Pas moins de 59 milliards de Dollars US, soit environ le tiers du volume des transactions dans les 35 plus grandes villes en 2009 pourraient être déplacés de l’immobilier vers les titres cette année, d’après Citic Securities, le plus gros courtier chinois coté en bourse.

Les 7 200 milliards d’économies des sociétés ou des personnes privées de Chine s’érodent en même temps que l’inflation monte. Le taux d’inflation du pays devrait atteindre 3,4% cette année, d’après l’estimation médiane de 18 économistes interrogés par Bloomberg le 11 mai.

L’Index Composite de Shanghai a baissé de 17% cette année, la deuxième plus mauvaise performance au monde parmi les 93 jauges suivies par Bloomberg. Cela est arrivé à la suite des inquiétudes au sujet de savoir si le gouvernement maintiendrait ou non une politique monétaire stricte pour contenir l’inflation et éviter les bulles financières. « Les actions chinoises devraient être leur premier choix pour l’investissement parce qu’ils restent méfiants au sujet du marché de l’immobilier à court terme », dit Shi Lei, analyste à la Banque de Chine à Beijing, le plus gros négociant en devises étrangères. « Le dépôt fixe sera leur dernier choix ».

Mais pour Zhang Qi, analyste chez Haitong Securities, il est peu probable que les capitaux qui n’iront plus sur le marché immobilier ne modifient le faible élan à court terme de la bourse. « Nous pensons en effet à ce qu’une certaine partie de ces capitaux arrive sur le marché boursier, mais l’impact ne devrait pas être suffisant pour changer la tendance actuelle du marché, qui est faible », dit-il.
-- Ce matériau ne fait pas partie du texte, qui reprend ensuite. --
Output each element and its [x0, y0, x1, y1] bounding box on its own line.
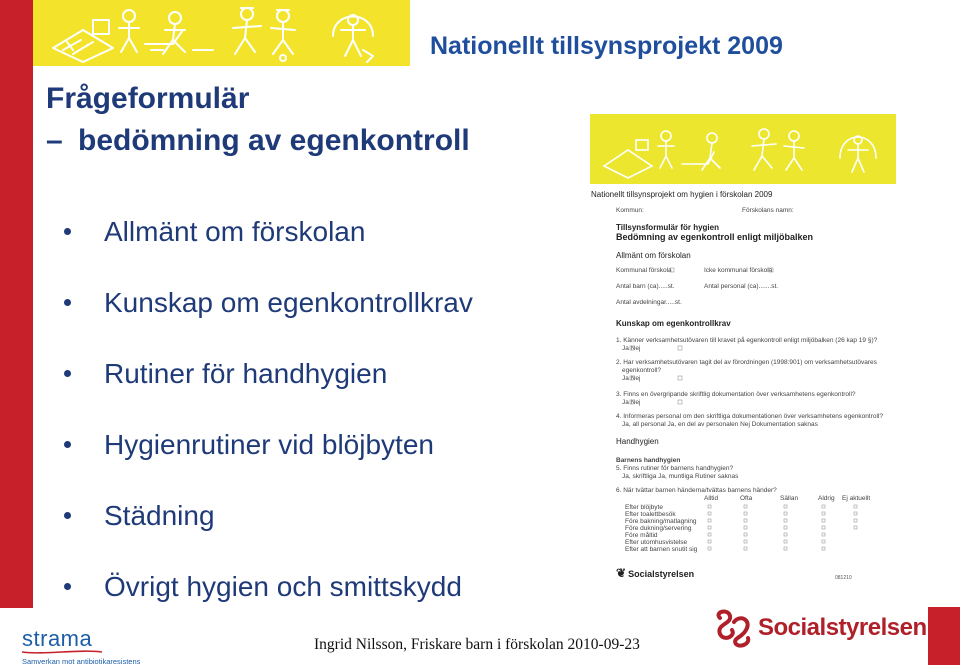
doc-question-5: 5. Finns rutiner för barnens handhygien? [616, 465, 734, 472]
list-item [64, 338, 584, 409]
socialstyrelsen-logo [712, 608, 927, 648]
doc-question-3: 3. Finns en övergripande skriftlig dokumentation över verksamhetens egenkontroll? [616, 391, 856, 398]
bullet-dot-icon [64, 370, 71, 377]
kids-drawing-illustration [33, 0, 410, 66]
doc-answer-1: Ja Nej [622, 345, 641, 352]
doc-forskola-label: Förskolans namn: [742, 207, 794, 214]
list-item [64, 196, 584, 267]
bullet-text: Övrigt hygien och smittskydd [104, 570, 462, 602]
kids-drawing-banner [33, 0, 410, 66]
thumbnail-logo-text: Socialstyrelsen [628, 569, 695, 579]
header-title: Nationellt tillsynsprojekt 2009 [430, 32, 783, 60]
doc-answer-2: Ja Nej [622, 375, 641, 382]
doc-form-name: Tillsynsformulär för hygien [616, 223, 719, 232]
right-red-bar [928, 607, 960, 665]
slide-subtitle-text: bedömning av egenkontroll [78, 124, 470, 157]
doc-number: 081210 [835, 575, 852, 581]
socialstyrelsen-name: Socialstyrelsen [758, 614, 927, 641]
doc-question-2: 2. Har verksamhetsutövaren tagit del av förordningen (1998:901) om verksamhetsutövares [616, 359, 877, 366]
doc-section-knowledge: Kunskap om egenkontrollkrav [616, 319, 731, 328]
doc-antal-personal: Antal personal (ca).......st. [704, 283, 779, 290]
doc-question-2-cont: egenkontroll? [622, 367, 662, 374]
doc-col-header: Alltid [704, 495, 719, 502]
list-item [64, 551, 584, 622]
doc-row-label: Före måltid [625, 532, 658, 539]
doc-section-general: Allmänt om förskolan [616, 251, 691, 260]
bullet-dot-icon [64, 299, 71, 306]
left-red-bar [0, 0, 33, 608]
doc-row-label: Före bakning/matlagning [625, 518, 697, 525]
slide-subtitle [46, 124, 470, 158]
bullet-text: Allmänt om förskolan [104, 215, 366, 247]
doc-row-label: Efter utomhusvistelse [625, 539, 688, 546]
bullet-text: Städning [104, 499, 215, 531]
strama-tagline: Samverkan mot antibiotikaresistens [22, 657, 141, 665]
footer-caption: Ingrid Nilsson, Friskare barn i förskolan 2010-09-23 [314, 636, 640, 653]
doc-col-header: Aldrig [818, 495, 835, 502]
doc-answer-5: Ja, skriftliga Ja, muntliga Rutiner saknas [622, 473, 739, 480]
doc-form-title: Bedömning av egenkontroll enligt miljöbalken [616, 232, 814, 242]
bullet-dot-icon [64, 441, 71, 448]
list-item [64, 267, 584, 338]
questionnaire-thumbnail [588, 114, 900, 592]
doc-row-label: Efter toalettbesök [625, 511, 676, 518]
bullet-text: Hygienrutiner vid blöjbyten [104, 428, 434, 460]
strama-swoosh-icon [22, 649, 102, 655]
doc-col-header: Ofta [740, 495, 753, 502]
doc-row-label: Efter att barnen snutit sig [625, 546, 698, 553]
doc-col-header: Ej aktuellt [842, 495, 871, 502]
bullet-text: Kunskap om egenkontrollkrav [104, 286, 473, 318]
doc-answer-3: Ja Nej [622, 399, 641, 406]
doc-section-barnens: Barnens handhygien [616, 457, 681, 464]
list-item [64, 480, 584, 551]
dash-icon: – [46, 124, 63, 157]
doc-kommunal-option: Kommunal förskola [616, 267, 672, 274]
doc-question-4: 4. Informeras personal om den skriftliga dokumentationen över verksamhetens egenkontroll? [616, 413, 884, 420]
doc-question-6: 6. När tvättar barnen händerna/tvättas barnens händer? [616, 487, 777, 494]
doc-row-label: Efter blöjbyte [625, 504, 663, 511]
socialstyrelsen-symbol-icon: ❦ [616, 566, 627, 580]
strama-logo [22, 626, 152, 665]
doc-answer-4: Ja, all personal Ja, en del av personalen Nej Dokumentation saknas [622, 421, 818, 428]
doc-antal-barn: Antal barn (ca).....st. [616, 283, 675, 290]
strama-name: strama [22, 626, 93, 651]
doc-kommun-label: Kommun: [616, 207, 644, 214]
doc-antal-avdelningar: Antal avdelningar.....st. [616, 299, 682, 306]
socialstyrelsen-symbol-icon [712, 608, 754, 648]
doc-row-label: Före dukning/servering [625, 525, 692, 532]
doc-section-handhygien: Handhygien [616, 437, 659, 446]
slide-title: Frågeformulär [46, 82, 250, 115]
doc-checkboxes [588, 114, 900, 592]
doc-question-1: 1. Känner verksamhetsutövaren till kravet på egenkontroll enligt miljöbalken (26 kap 19 §)? [616, 337, 878, 344]
list-item [64, 409, 584, 480]
bullet-dot-icon [64, 512, 71, 519]
bullet-dot-icon [64, 228, 71, 235]
doc-project-title: Nationellt tillsynsprojekt om hygien i förskolan 2009 [591, 190, 773, 199]
thumbnail-socialstyrelsen-logo [616, 566, 694, 580]
bullet-text: Rutiner för handhygien [104, 357, 388, 389]
bullet-list [64, 196, 584, 622]
bullet-dot-icon [64, 583, 71, 590]
doc-col-header: Sällan [780, 495, 799, 502]
doc-icke-kommunal-option: Icke kommunal förskola [704, 267, 773, 274]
Cependant, Hu Jielin, propriétaire d’une société de logistique, pense que les titres chinois restent le meilleur choix d’investissement. Il a acheté pour 9 millions de Yuans en appartements à Shanghai, où le prix moyen des logements a triplé lors des cinq dernières années, d’après des chiffres de Shanghai Uwin Real Estate Information Services Co et eHomeday.com.
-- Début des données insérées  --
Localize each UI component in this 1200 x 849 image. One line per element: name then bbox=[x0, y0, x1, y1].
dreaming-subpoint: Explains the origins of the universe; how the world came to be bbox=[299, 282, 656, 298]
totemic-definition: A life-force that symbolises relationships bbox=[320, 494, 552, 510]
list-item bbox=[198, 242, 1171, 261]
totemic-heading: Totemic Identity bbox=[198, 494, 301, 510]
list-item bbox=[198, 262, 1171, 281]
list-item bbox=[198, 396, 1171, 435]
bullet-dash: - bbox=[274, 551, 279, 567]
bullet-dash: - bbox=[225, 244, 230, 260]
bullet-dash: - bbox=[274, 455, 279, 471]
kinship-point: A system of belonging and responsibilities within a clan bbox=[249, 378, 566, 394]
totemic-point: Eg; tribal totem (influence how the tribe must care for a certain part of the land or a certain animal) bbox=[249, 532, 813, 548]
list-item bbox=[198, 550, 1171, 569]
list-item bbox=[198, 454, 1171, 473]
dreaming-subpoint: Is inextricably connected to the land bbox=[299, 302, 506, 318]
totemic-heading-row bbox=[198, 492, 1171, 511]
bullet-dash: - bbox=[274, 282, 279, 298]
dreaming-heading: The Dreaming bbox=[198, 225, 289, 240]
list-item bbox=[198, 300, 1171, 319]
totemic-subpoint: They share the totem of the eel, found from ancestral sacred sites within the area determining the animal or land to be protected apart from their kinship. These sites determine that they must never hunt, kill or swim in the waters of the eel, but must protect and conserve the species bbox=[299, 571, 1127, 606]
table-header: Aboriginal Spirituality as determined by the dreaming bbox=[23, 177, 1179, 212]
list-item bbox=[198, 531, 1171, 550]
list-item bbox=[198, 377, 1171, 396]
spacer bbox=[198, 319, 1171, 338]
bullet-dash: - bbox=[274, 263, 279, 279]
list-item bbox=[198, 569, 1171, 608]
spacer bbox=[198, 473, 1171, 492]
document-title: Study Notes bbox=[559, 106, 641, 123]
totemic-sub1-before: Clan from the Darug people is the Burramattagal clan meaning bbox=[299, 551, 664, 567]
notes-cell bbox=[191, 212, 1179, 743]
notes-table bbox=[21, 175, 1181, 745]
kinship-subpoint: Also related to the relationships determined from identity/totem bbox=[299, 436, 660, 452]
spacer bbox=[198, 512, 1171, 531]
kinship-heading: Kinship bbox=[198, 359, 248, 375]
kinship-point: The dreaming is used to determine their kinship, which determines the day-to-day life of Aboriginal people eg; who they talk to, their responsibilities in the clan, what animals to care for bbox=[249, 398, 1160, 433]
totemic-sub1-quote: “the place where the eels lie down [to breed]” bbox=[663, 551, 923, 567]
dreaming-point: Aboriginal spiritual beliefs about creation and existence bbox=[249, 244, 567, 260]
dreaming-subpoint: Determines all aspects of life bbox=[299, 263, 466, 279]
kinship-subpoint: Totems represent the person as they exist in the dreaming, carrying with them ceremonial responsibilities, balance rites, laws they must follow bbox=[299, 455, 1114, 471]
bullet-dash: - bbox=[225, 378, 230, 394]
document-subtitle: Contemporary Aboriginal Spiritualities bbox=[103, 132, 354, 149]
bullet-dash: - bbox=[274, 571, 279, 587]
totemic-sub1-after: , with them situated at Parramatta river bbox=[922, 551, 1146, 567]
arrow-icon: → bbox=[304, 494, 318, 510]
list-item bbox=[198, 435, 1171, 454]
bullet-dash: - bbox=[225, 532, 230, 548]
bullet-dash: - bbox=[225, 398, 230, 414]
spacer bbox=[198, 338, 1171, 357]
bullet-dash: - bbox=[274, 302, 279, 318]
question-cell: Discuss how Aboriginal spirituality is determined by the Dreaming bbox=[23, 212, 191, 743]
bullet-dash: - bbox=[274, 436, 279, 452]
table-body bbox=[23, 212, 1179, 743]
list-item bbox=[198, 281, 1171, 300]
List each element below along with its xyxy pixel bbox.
M. Hu, âgé de 33 ans, dit qu’il n’achètera plus de logements du fait des mesures prises par le gouvernement. Au lieu de cela, il envisage de doubler ses investissements en bourse dans les six mois qui viennent, à 3 millions de Yuans.

« Avec les mesures de restriction actuelles, les prix de l’immobilier vont probablement connaitre une pause », dit-il. « A l’heure actuelle, les actions semblent constituer la meilleure option ».

Pour Pan Weiting, les titres valent pour l’heure mieux que la propriété immobilière. Elle n’envisage pas de reprendre ses recherches pour l’achat d’un appartement dans le District de Pudong, à l’Est de Shanghai, tant que les prix n’auront pas baissé de 20%.

« Posséder le toit qui se trouve au-dessus de votre tête, c’est toujours bon, encore faut-il en avoir les moyens. Pour le moment, c’est au-dessus de mes capacités », dit-elle.